The researchers also provided a comprehensive taxonomy of the literature, outlining the strengths and limitations of different approaches. This taxonomy serves as a valuable resource for selecting appropriate equipment, methods, and applications based on specific requirements.

Furthermore, they identified key research gaps and future directions for object tracking, such as improving the diversity and quality of datasets, developing end-to-end deep learning models, addressing challenges like occlusion and long-term tracking, and integrating multiple sensors and modalities to enhance robustness and accuracy.

Results

The authors found that object-tracking methods evolved significantly over the last decade, driven by deep learning advancements and the availability of annotated datasets. Different types of sensors offer distinct advantages and disadvantages, depending on the application and problem constraints.

Various approaches and methods involved trade-offs between accuracy, robustness, and efficiency, with no single method performing well in all scenarios. They suggested tailoring and adapting object-tracking methods to specific application requirements and challenges.

Key outcomes of the literature review were:

• Monocular cameras: Widely used for their low cost and accessibility, but lacking depth information and sensitivity to occlusion and scale variation.
• Depth-based cameras: Cameras like stereo and red, green, blue, and depth (RGB-D) provided depth information and 3D localization but were more expensive with limited range and resolution.
• Hybrid sensors: Combining sensors such as camera-radar, camera-LiDAR, or camera-IMU provided complementary data for high-risk applications like autonomous vehicles and drones but required complex calibration and fusion algorithms.
• Public datasets: These datasets were useful for benchmarking but had limitations and did not cover all scenarios.
• Image processing methods: Techniques like feature matching, morphological operations, and marker-based detection were simple and fast but not robust or accurate enough for complex, dynamic scenes.
• Deep learning methods: Techniques like convolutional neural networks, recurrent neural networks, and attention mechanisms were powerful and flexible but required large datasets and were computationally expensive.
• Data association methods: Methods like k-nearest neighbor, Hungarian algorithm, and multiple hypothesis tracking were essential for multiple objects tracking but suffered from identity switches and false positives/negatives due to occlusion and noise.
• Filtering and optimization methods: Techniques like the Kalman filter, particle filter, and genetic algorithm helped estimate and predict object states but had high computational complexity and did not capture nonlinear and multimodal dynamics.

Applications

Object tracking has a wide range of applications in various fields, such as autonomous driving, robotics, medical diagnosis, and human-computer interaction.
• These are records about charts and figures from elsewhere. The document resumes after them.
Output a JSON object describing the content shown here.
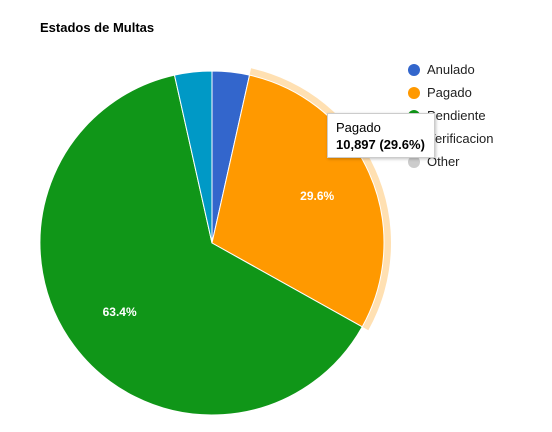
{
  "chart_data": {
    "type": "pie",
    "title": "Estados de Multas",
    "legend_position": "right",
    "slices": [
      {
        "name": "Anulado",
        "value": 3.5,
        "color": "#3366cc"
      },
      {
        "name": "Pagado",
        "value": 29.6,
        "color": "#ff9900",
        "label": "29.6%"
      },
      {
        "name": "Pendiente",
        "value": 63.4,
        "color": "#109618",
        "label": "63.4%"
      },
      {
        "name": "Verificacion",
        "value": 3.5,
        "color": "#0099c6"
      },
      {
        "name": "Other",
        "value": 0,
        "color": "#cccccc"
      }
    ],
    "highlighted_slice": "Pagado",
    "tooltip": {
      "name": "Pagado",
      "value_text": "10,897 (29.6%)"
    }
  }
}
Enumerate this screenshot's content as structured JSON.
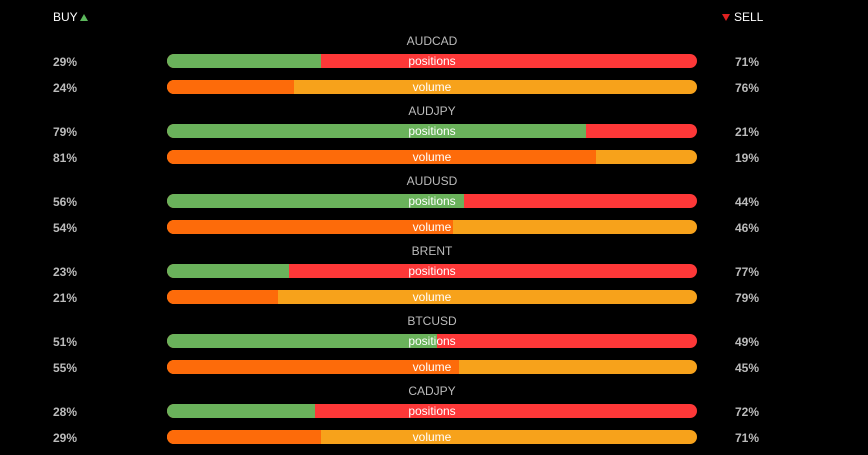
{
  "header": {
    "buy_label": "BUY",
    "sell_label": "SELL"
  },
  "colors": {
    "buy_positions": "#6ab25b",
    "sell_positions": "#fd3838",
    "buy_volume": "#fd6b0a",
    "sell_volume": "#f7a21b",
    "buy_arrow": "#5cb85c",
    "sell_arrow": "#e02020"
  },
  "icons": {
    "buy": "triangle-up-icon",
    "sell": "triangle-down-icon"
  },
  "bar_labels": {
    "positions": "positions",
    "volume": "volume"
  },
  "instruments": [
    {
      "symbol": "AUDCAD",
      "positions": {
        "buy": 29,
        "sell": 71,
        "buy_text": "29%",
        "sell_text": "71%"
      },
      "volume": {
        "buy": 24,
        "sell": 76,
        "buy_text": "24%",
        "sell_text": "76%"
      }
    },
    {
      "symbol": "AUDJPY",
      "positions": {
        "buy": 79,
        "sell": 21,
        "buy_text": "79%",
        "sell_text": "21%"
      },
      "volume": {
        "buy": 81,
        "sell": 19,
        "buy_text": "81%",
        "sell_text": "19%"
      }
    },
    {
      "symbol": "AUDUSD",
      "positions": {
        "buy": 56,
        "sell": 44,
        "buy_text": "56%",
        "sell_text": "44%"
      },
      "volume": {
        "buy": 54,
        "sell": 46,
        "buy_text": "54%",
        "sell_text": "46%"
      }
    },
    {
      "symbol": "BRENT",
      "positions": {
        "buy": 23,
        "sell": 77,
        "buy_text": "23%",
        "sell_text": "77%"
      },
      "volume": {
        "buy": 21,
        "sell": 79,
        "buy_text": "21%",
        "sell_text": "79%"
      }
    },
    {
      "symbol": "BTCUSD",
      "positions": {
        "buy": 51,
        "sell": 49,
        "buy_text": "51%",
        "sell_text": "49%"
      },
      "volume": {
        "buy": 55,
        "sell": 45,
        "buy_text": "55%",
        "sell_text": "45%"
      }
    },
    {
      "symbol": "CADJPY",
      "positions": {
        "buy": 28,
        "sell": 72,
        "buy_text": "28%",
        "sell_text": "72%"
      },
      "volume": {
        "buy": 29,
        "sell": 71,
        "buy_text": "29%",
        "sell_text": "71%"
      }
    }
  ]
}
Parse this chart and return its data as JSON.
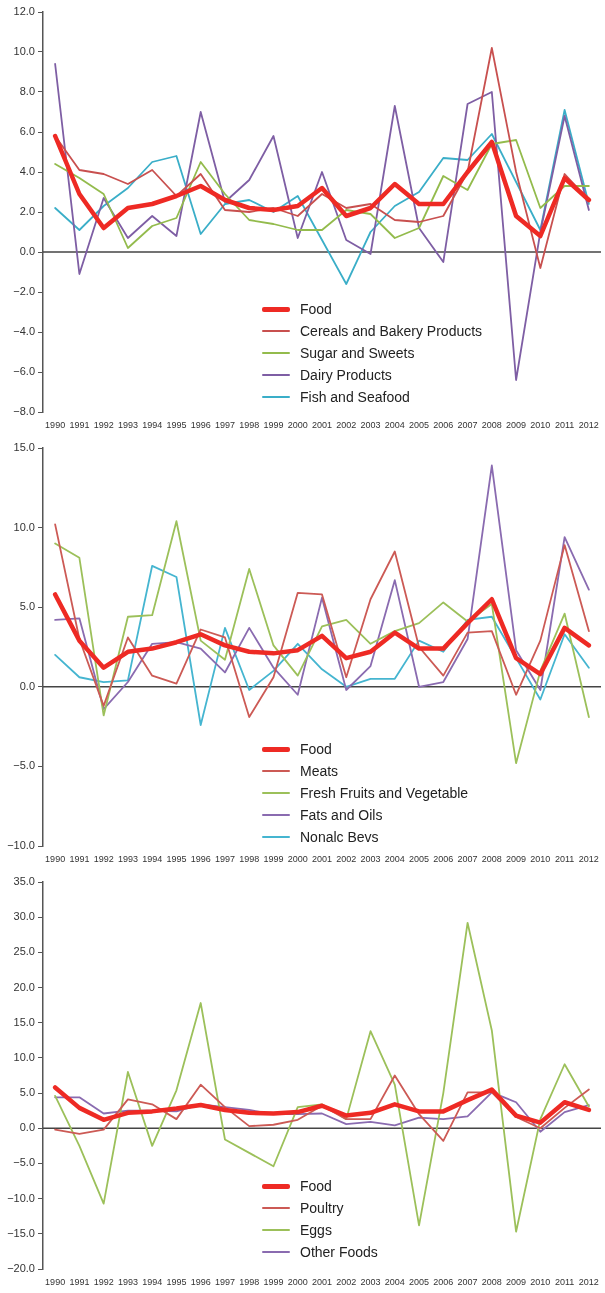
{
  "chart_data": [
    {
      "type": "line",
      "categories": [
        "1990",
        "1991",
        "1992",
        "1993",
        "1994",
        "1995",
        "1996",
        "1997",
        "1998",
        "1999",
        "2000",
        "2001",
        "2002",
        "2003",
        "2004",
        "2005",
        "2006",
        "2007",
        "2008",
        "2009",
        "2010",
        "2011",
        "2012"
      ],
      "ref_lines": [
        {
          "axis": "y",
          "value": 0
        }
      ],
      "ylim": [
        -8,
        12
      ],
      "yticks": [
        {
          "value": -8,
          "label": "−8.0"
        },
        {
          "value": -6,
          "label": "−6.0"
        },
        {
          "value": -4,
          "label": "−4.0"
        },
        {
          "value": -2,
          "label": "−2.0"
        },
        {
          "value": 0,
          "label": "0.0"
        },
        {
          "value": 2,
          "label": "2.0"
        },
        {
          "value": 4,
          "label": "4.0"
        },
        {
          "value": 6,
          "label": "6.0"
        },
        {
          "value": 8,
          "label": "8.0"
        },
        {
          "value": 10,
          "label": "10.0"
        },
        {
          "value": 12,
          "label": "12.0"
        }
      ],
      "grid": false,
      "legend": "bottom",
      "marker": "none",
      "series": [
        {
          "name": "Food",
          "color": "#ee2a24",
          "values": [
            5.8,
            2.9,
            1.2,
            2.2,
            2.4,
            2.8,
            3.3,
            2.6,
            2.2,
            2.1,
            2.3,
            3.2,
            1.8,
            2.2,
            3.4,
            2.4,
            2.4,
            4.0,
            5.5,
            1.8,
            0.8,
            3.7,
            2.6
          ]
        },
        {
          "name": "Cereals and Bakery Products",
          "color": "#c8504f",
          "values": [
            5.8,
            4.1,
            3.9,
            3.4,
            4.1,
            2.8,
            3.9,
            2.1,
            2.0,
            2.2,
            1.8,
            2.9,
            2.2,
            2.4,
            1.6,
            1.5,
            1.8,
            4.0,
            10.2,
            4.0,
            -0.8,
            3.9,
            2.6
          ]
        },
        {
          "name": "Sugar and Sweets",
          "color": "#93bb4c",
          "values": [
            4.4,
            3.7,
            2.9,
            0.2,
            1.3,
            1.7,
            4.5,
            2.9,
            1.6,
            1.4,
            1.1,
            1.1,
            2.1,
            1.9,
            0.7,
            1.2,
            3.8,
            3.1,
            5.4,
            5.6,
            2.2,
            3.3,
            3.3
          ]
        },
        {
          "name": "Dairy Products",
          "color": "#7e5ea4",
          "values": [
            9.4,
            -1.1,
            2.7,
            0.7,
            1.8,
            0.8,
            7.0,
            2.5,
            3.6,
            5.8,
            0.7,
            4.0,
            0.6,
            -0.1,
            7.3,
            1.2,
            -0.5,
            7.4,
            8.0,
            -6.4,
            1.0,
            6.8,
            2.1
          ]
        },
        {
          "name": "Fish and Seafood",
          "color": "#3aaec8",
          "values": [
            2.2,
            1.1,
            2.3,
            3.2,
            4.5,
            4.8,
            0.9,
            2.4,
            2.6,
            2.0,
            2.8,
            0.6,
            -1.6,
            1.0,
            2.3,
            3.0,
            4.7,
            4.6,
            5.9,
            3.5,
            1.1,
            7.1,
            2.4
          ]
        }
      ]
    },
    {
      "type": "line",
      "categories": [
        "1990",
        "1991",
        "1992",
        "1993",
        "1994",
        "1995",
        "1996",
        "1997",
        "1998",
        "1999",
        "2000",
        "2001",
        "2002",
        "2003",
        "2004",
        "2005",
        "2006",
        "2007",
        "2008",
        "2009",
        "2010",
        "2011",
        "2012"
      ],
      "ref_lines": [
        {
          "axis": "y",
          "value": 0
        }
      ],
      "ylim": [
        -10,
        15
      ],
      "yticks": [
        {
          "value": -10,
          "label": "−10.0"
        },
        {
          "value": -5,
          "label": "−5.0"
        },
        {
          "value": 0,
          "label": "0.0"
        },
        {
          "value": 5,
          "label": "5.0"
        },
        {
          "value": 10,
          "label": "10.0"
        },
        {
          "value": 15,
          "label": "15.0"
        }
      ],
      "grid": false,
      "legend": "bottom",
      "marker": "none",
      "series": [
        {
          "name": "Food",
          "color": "#ee2a24",
          "values": [
            5.8,
            2.9,
            1.2,
            2.2,
            2.4,
            2.8,
            3.3,
            2.6,
            2.2,
            2.1,
            2.3,
            3.2,
            1.8,
            2.2,
            3.4,
            2.4,
            2.4,
            4.0,
            5.5,
            1.8,
            0.8,
            3.7,
            2.6
          ]
        },
        {
          "name": "Meats",
          "color": "#cc5a55",
          "values": [
            10.2,
            3.0,
            -1.2,
            3.1,
            0.7,
            0.2,
            3.6,
            3.1,
            -1.9,
            0.6,
            5.9,
            5.8,
            0.6,
            5.5,
            8.5,
            2.5,
            0.7,
            3.4,
            3.5,
            -0.5,
            2.9,
            8.9,
            3.5
          ]
        },
        {
          "name": "Fresh Fruits and Vegetable",
          "color": "#9cc05a",
          "values": [
            9.0,
            8.1,
            -1.8,
            4.4,
            4.5,
            10.4,
            2.9,
            1.7,
            7.4,
            2.6,
            0.7,
            3.8,
            4.2,
            2.7,
            3.5,
            4.0,
            5.3,
            4.1,
            5.2,
            -4.8,
            1.0,
            4.6,
            -1.9
          ]
        },
        {
          "name": "Fats and Oils",
          "color": "#8a6bb0",
          "values": [
            4.2,
            4.3,
            -1.4,
            0.3,
            2.7,
            2.8,
            2.4,
            0.9,
            3.7,
            1.2,
            -0.5,
            5.6,
            -0.2,
            1.3,
            6.7,
            0.0,
            0.3,
            3.0,
            13.9,
            2.3,
            -0.2,
            9.4,
            6.1
          ]
        },
        {
          "name": "Nonalc Bevs",
          "color": "#45b5d0",
          "values": [
            2.0,
            0.6,
            0.3,
            0.4,
            7.6,
            6.9,
            -2.4,
            3.7,
            -0.2,
            1.0,
            2.7,
            1.1,
            0.0,
            0.5,
            0.5,
            2.9,
            2.2,
            4.2,
            4.4,
            1.8,
            -0.8,
            3.3,
            1.2
          ]
        }
      ]
    },
    {
      "type": "line",
      "categories": [
        "1990",
        "1991",
        "1992",
        "1993",
        "1994",
        "1995",
        "1996",
        "1997",
        "1998",
        "1999",
        "2000",
        "2001",
        "2002",
        "2003",
        "2004",
        "2005",
        "2006",
        "2007",
        "2008",
        "2009",
        "2010",
        "2011",
        "2012"
      ],
      "ref_lines": [
        {
          "axis": "y",
          "value": 0
        }
      ],
      "ylim": [
        -20,
        35
      ],
      "yticks": [
        {
          "value": -20,
          "label": "−20.0"
        },
        {
          "value": -15,
          "label": "−15.0"
        },
        {
          "value": -10,
          "label": "−10.0"
        },
        {
          "value": -5,
          "label": "−5.0"
        },
        {
          "value": 0,
          "label": "0.0"
        },
        {
          "value": 5,
          "label": "5.0"
        },
        {
          "value": 10,
          "label": "10.0"
        },
        {
          "value": 15,
          "label": "15.0"
        },
        {
          "value": 20,
          "label": "20.0"
        },
        {
          "value": 25,
          "label": "25.0"
        },
        {
          "value": 30,
          "label": "30.0"
        },
        {
          "value": 35,
          "label": "35.0"
        }
      ],
      "grid": false,
      "legend": "bottom",
      "marker": "none",
      "series": [
        {
          "name": "Food",
          "color": "#ee2a24",
          "values": [
            5.8,
            2.9,
            1.2,
            2.2,
            2.4,
            2.8,
            3.3,
            2.6,
            2.2,
            2.1,
            2.3,
            3.2,
            1.8,
            2.2,
            3.4,
            2.4,
            2.4,
            4.0,
            5.5,
            1.8,
            0.8,
            3.7,
            2.6
          ]
        },
        {
          "name": "Poultry",
          "color": "#cc5a55",
          "values": [
            -0.2,
            -0.8,
            -0.2,
            4.1,
            3.4,
            1.3,
            6.2,
            3.0,
            0.3,
            0.5,
            1.2,
            3.2,
            1.3,
            1.3,
            7.5,
            2.0,
            -1.8,
            5.1,
            5.1,
            1.6,
            0.0,
            2.9,
            5.5
          ]
        },
        {
          "name": "Eggs",
          "color": "#9cc05a",
          "values": [
            4.6,
            -2.5,
            -10.7,
            8.0,
            -2.5,
            5.4,
            17.8,
            -1.6,
            -3.5,
            -5.4,
            3.0,
            3.4,
            1.3,
            13.8,
            6.2,
            -13.8,
            5.0,
            29.2,
            13.9,
            -14.7,
            1.3,
            9.1,
            3.1
          ]
        },
        {
          "name": "Other Foods",
          "color": "#8a6bb0",
          "values": [
            4.4,
            4.4,
            2.1,
            2.5,
            2.5,
            2.4,
            3.4,
            3.0,
            2.6,
            2.0,
            2.0,
            2.1,
            0.6,
            0.9,
            0.4,
            1.5,
            1.3,
            1.7,
            5.1,
            3.7,
            -0.5,
            2.3,
            3.3
          ]
        }
      ]
    }
  ]
}
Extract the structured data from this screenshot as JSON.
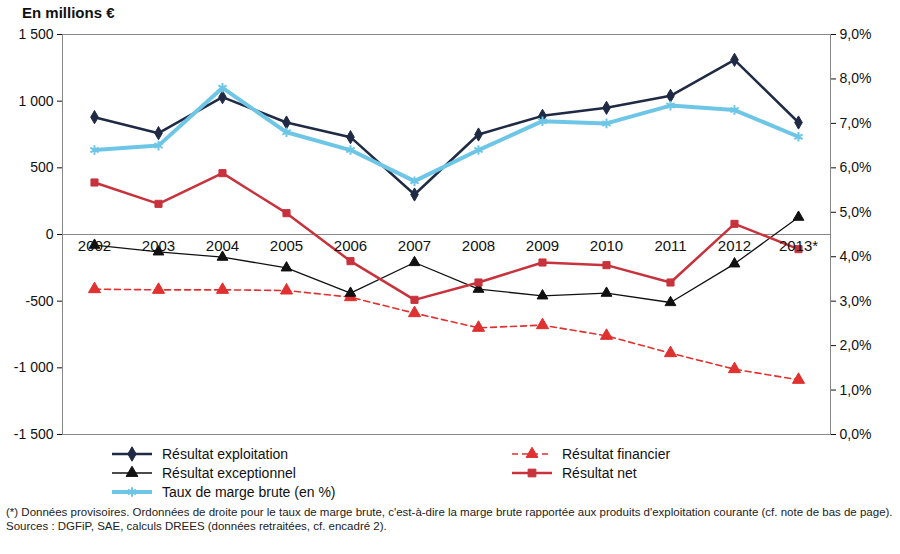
{
  "chart_data": {
    "type": "line",
    "title": "En millions €",
    "notes": [
      "(*) Données provisoires. Ordonnées de droite pour le taux de marge brute, c'est-à-dire la marge brute rapportée aux produits d'exploitation courante (cf. note de bas de page).",
      "Sources : DGFiP, SAE, calculs DREES (données retraitées, cf. encadré 2)."
    ],
    "categories": [
      "2002",
      "2003",
      "2004",
      "2005",
      "2006",
      "2007",
      "2008",
      "2009",
      "2010",
      "2011",
      "2012",
      "2013*"
    ],
    "ylim": [
      -1500,
      1500
    ],
    "yticks": [
      {
        "value": -1500,
        "label": "-1 500"
      },
      {
        "value": -1000,
        "label": "-1 000"
      },
      -500,
      0,
      500,
      {
        "value": 1000,
        "label": "1 000"
      },
      {
        "value": 1500,
        "label": "1 500"
      }
    ],
    "y2lim": [
      0,
      9
    ],
    "y2ticks": [
      {
        "value": 0,
        "label": "0,0%"
      },
      {
        "value": 1,
        "label": "1,0%"
      },
      {
        "value": 2,
        "label": "2,0%"
      },
      {
        "value": 3,
        "label": "3,0%"
      },
      {
        "value": 4,
        "label": "4,0%"
      },
      {
        "value": 5,
        "label": "5,0%"
      },
      {
        "value": 6,
        "label": "6,0%"
      },
      {
        "value": 7,
        "label": "7,0%"
      },
      {
        "value": 8,
        "label": "8,0%"
      },
      {
        "value": 9,
        "label": "9,0%"
      }
    ],
    "grid": false,
    "legend": "bottom",
    "series": [
      {
        "name": "Résultat exploitation",
        "color": "#1f2a44",
        "marker": "diamond",
        "line_style": "solid",
        "values": [
          880,
          760,
          1030,
          840,
          730,
          300,
          750,
          890,
          950,
          1040,
          1310,
          840
        ]
      },
      {
        "name": "Résultat financier",
        "color": "#e0302f",
        "marker": "triangle",
        "line_style": "dashed",
        "values": [
          -410,
          -415,
          -415,
          -420,
          -470,
          -590,
          -700,
          -680,
          -760,
          -890,
          -1010,
          -1090
        ]
      },
      {
        "name": "Résultat exceptionnel",
        "color": "#111111",
        "marker": "triangle",
        "line_style": "solid",
        "values": [
          -80,
          -130,
          -170,
          -250,
          -440,
          -210,
          -410,
          -460,
          -440,
          -510,
          -220,
          130
        ]
      },
      {
        "name": "Résultat net",
        "color": "#c8323c",
        "marker": "square",
        "line_style": "solid",
        "values": [
          390,
          230,
          460,
          160,
          -200,
          -490,
          -360,
          -210,
          -230,
          -360,
          80,
          -110
        ]
      },
      {
        "name": "Taux de marge brute (en %)",
        "color": "#6ec6e6",
        "marker": "asterisk",
        "line_style": "solid",
        "axis": "y2",
        "values": [
          6.4,
          6.5,
          7.8,
          6.8,
          6.4,
          5.7,
          6.4,
          7.05,
          7.0,
          7.4,
          7.3,
          6.7
        ]
      }
    ]
  }
}
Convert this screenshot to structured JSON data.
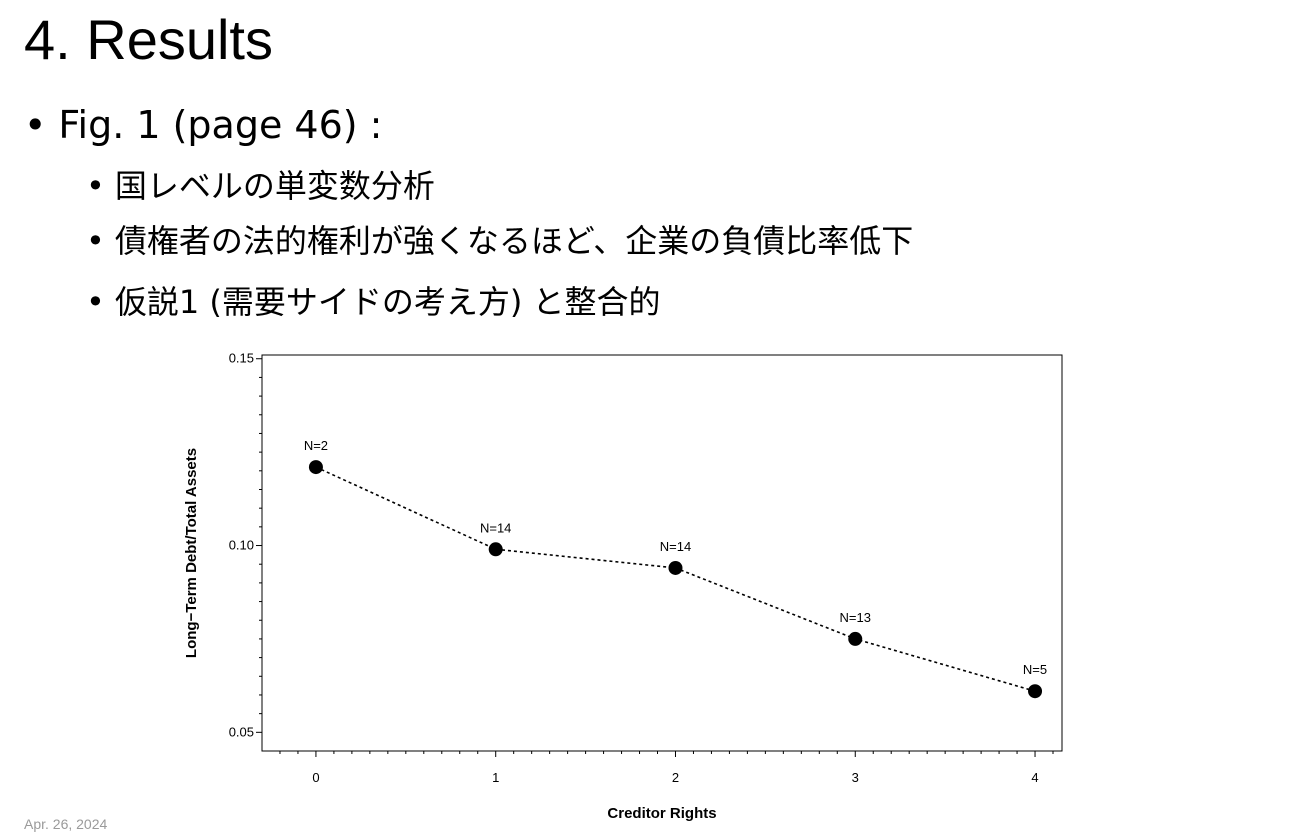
{
  "slide": {
    "title": "4. Results",
    "bullet_main": "Fig. 1 (page 46) :",
    "bullets_sub": [
      "国レベルの単変数分析",
      "債権者の法的権利が強くなるほど、企業の負債比率低下",
      "仮説1 (需要サイドの考え方) と整合的"
    ],
    "bullet_glyph": "•",
    "date": "Apr. 26, 2024"
  },
  "chart_data": {
    "type": "line",
    "title": "",
    "xlabel": "Creditor Rights",
    "ylabel": "Long−Term Debt/Total Assets",
    "x": [
      0,
      1,
      2,
      3,
      4
    ],
    "y": [
      0.121,
      0.099,
      0.094,
      0.075,
      0.061
    ],
    "point_labels": [
      "N=2",
      "N=14",
      "N=14",
      "N=13",
      "N=5"
    ],
    "xlim": [
      -0.3,
      4.15
    ],
    "ylim": [
      0.045,
      0.151
    ],
    "x_ticks": [
      0,
      1,
      2,
      3,
      4
    ],
    "x_tick_labels": [
      "0",
      "1",
      "2",
      "3",
      "4"
    ],
    "y_ticks": [
      0.05,
      0.1,
      0.15
    ],
    "y_tick_labels": [
      "0.05",
      "0.10",
      "0.15"
    ],
    "line_style": "dotted",
    "marker": "filled-circle",
    "grid": false,
    "colors": {
      "line": "#000000",
      "marker": "#000000"
    }
  }
}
In autonomous driving, object tracking helps vehicles navigate, avoid collisions, and follow traffic rules. In robotics, it enables interaction with humans and objects, task performance, and coordination. In medical diagnosis, it assists in disease detection, treatment, and monitoring. In human-computer interaction, it facilitates communication and interaction.

Conclusion

In summary, the review demonstrated that object tracking is a fundamental and challenging problem in computer vision with numerous applications and implications. The researchers provided a taxonomy of the different approaches and techniques used for object tracking, highlighting their strengths and limitations. Moving forward, they suggested improving the diversity and quality of datasets, developing end-to-end deep learning models, addressing occlusion and long-term tracking, and integrating multiple sensors and modalities.